Her body will never lower her sugar naturally (more than a couple of units) so she could not have had those seizures or episodes without taking too much insulin. She was overdosing- not on purpose, but because she was uneducated. She felt that taking insulin helped her, and didn’t understand why she would not get better if she had more. That was a very dangerous problem. Several doctors and nurses said she was lucky to have survived on “feeling” alone instead of monitoring her levels.
Not only does she have to take insulin when her glucose it too high, but she needs to change the amount she takes depending on what kind of food she eats and exercise she does. It is called bolusing. She is supposed to get together with a nutritionist to learn how to calculate this.
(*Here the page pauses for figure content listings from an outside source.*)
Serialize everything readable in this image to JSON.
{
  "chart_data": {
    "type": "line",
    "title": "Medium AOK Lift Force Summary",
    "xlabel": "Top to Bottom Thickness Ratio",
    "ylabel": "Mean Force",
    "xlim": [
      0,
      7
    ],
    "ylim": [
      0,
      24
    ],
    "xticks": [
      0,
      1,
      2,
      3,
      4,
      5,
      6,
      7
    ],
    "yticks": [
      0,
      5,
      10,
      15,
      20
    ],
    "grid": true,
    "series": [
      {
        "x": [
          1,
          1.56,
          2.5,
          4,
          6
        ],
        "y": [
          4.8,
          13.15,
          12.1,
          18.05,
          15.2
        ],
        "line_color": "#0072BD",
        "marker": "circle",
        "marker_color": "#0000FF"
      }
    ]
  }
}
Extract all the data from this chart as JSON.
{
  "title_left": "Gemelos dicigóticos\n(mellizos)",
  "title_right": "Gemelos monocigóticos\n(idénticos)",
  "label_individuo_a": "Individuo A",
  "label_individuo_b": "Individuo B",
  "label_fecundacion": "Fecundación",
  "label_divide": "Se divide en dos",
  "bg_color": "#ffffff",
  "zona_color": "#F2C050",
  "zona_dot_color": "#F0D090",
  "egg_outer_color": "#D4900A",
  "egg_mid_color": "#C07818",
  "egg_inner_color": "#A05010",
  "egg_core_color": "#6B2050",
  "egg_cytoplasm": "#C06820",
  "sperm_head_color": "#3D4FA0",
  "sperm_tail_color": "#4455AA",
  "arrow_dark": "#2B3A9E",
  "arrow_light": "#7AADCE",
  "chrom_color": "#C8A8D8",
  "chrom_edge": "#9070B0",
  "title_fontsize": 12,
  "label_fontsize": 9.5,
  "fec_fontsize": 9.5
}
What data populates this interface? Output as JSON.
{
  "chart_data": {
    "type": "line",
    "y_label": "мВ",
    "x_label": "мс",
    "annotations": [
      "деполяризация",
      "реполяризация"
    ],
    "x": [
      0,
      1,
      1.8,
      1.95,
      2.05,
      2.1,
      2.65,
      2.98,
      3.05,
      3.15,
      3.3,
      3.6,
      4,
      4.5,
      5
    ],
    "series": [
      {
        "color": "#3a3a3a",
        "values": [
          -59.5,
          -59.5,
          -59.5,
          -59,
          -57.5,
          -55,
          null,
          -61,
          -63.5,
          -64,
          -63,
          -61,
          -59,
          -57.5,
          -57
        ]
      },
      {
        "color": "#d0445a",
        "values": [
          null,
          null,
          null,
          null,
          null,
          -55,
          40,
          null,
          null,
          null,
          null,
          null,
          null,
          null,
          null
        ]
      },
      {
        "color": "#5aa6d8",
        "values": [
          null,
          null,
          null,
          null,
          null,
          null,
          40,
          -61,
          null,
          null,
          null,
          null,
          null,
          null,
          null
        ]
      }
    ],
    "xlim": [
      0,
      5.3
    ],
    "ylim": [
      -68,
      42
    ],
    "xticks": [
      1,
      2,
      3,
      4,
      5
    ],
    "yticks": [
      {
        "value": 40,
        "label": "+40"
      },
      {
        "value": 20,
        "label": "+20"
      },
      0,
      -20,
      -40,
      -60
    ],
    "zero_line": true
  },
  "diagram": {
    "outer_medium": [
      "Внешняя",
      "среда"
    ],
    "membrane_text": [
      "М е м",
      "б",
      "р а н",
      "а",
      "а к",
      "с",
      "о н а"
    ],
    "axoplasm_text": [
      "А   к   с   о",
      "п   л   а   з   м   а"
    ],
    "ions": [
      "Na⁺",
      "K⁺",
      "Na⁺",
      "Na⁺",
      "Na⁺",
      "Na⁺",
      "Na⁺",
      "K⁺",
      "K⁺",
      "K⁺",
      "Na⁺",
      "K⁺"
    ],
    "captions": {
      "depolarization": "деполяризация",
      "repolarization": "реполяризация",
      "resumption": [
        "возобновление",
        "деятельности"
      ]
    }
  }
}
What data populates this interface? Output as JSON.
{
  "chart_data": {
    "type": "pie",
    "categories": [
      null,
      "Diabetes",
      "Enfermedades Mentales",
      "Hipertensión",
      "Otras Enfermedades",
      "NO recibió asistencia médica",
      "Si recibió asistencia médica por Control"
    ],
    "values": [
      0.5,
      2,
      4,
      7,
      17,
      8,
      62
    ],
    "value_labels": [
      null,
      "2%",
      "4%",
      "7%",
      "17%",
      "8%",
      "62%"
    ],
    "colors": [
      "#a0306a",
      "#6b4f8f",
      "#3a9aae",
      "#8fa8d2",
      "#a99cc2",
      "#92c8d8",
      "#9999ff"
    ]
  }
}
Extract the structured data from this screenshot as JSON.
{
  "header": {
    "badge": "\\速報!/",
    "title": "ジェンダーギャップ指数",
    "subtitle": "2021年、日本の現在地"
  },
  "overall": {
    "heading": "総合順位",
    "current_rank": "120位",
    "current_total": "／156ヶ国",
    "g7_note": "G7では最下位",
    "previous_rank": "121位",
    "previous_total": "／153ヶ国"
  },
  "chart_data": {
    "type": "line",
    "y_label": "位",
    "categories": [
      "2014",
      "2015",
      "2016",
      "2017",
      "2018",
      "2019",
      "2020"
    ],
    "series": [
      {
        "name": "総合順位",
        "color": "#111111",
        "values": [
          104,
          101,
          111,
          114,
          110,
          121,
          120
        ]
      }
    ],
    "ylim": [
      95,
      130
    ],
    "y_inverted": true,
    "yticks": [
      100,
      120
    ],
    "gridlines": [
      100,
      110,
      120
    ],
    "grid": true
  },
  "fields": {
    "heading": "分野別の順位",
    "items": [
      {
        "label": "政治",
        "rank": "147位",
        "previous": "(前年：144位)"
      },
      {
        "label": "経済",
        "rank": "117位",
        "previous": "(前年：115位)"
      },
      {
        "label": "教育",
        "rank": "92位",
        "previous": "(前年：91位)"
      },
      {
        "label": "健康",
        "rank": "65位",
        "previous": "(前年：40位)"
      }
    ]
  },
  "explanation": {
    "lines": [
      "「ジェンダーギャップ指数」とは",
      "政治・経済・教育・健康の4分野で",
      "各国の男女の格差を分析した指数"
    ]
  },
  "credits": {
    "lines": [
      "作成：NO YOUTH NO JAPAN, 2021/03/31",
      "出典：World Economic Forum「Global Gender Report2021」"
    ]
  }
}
It is all about trial and error with this, every person is unique.
To add to all of this, a diabetic person is more susceptible to kidney issues, eye and foot problems, nerve damage, and much more.
All in all, Diabetes is no joke. If you are diagnosed with it, TAKE CARE OF YOURSELF. If not, help your loved one who is. Most of the complications are preventable and worth every second of counting carbs and measuring insulin.
If you have any more questions I recommend Diabetes.org, it is a very informational website and can lead you to many other sources. I also recommend you make yourself or your loved one a medical binder to keep track of their disease.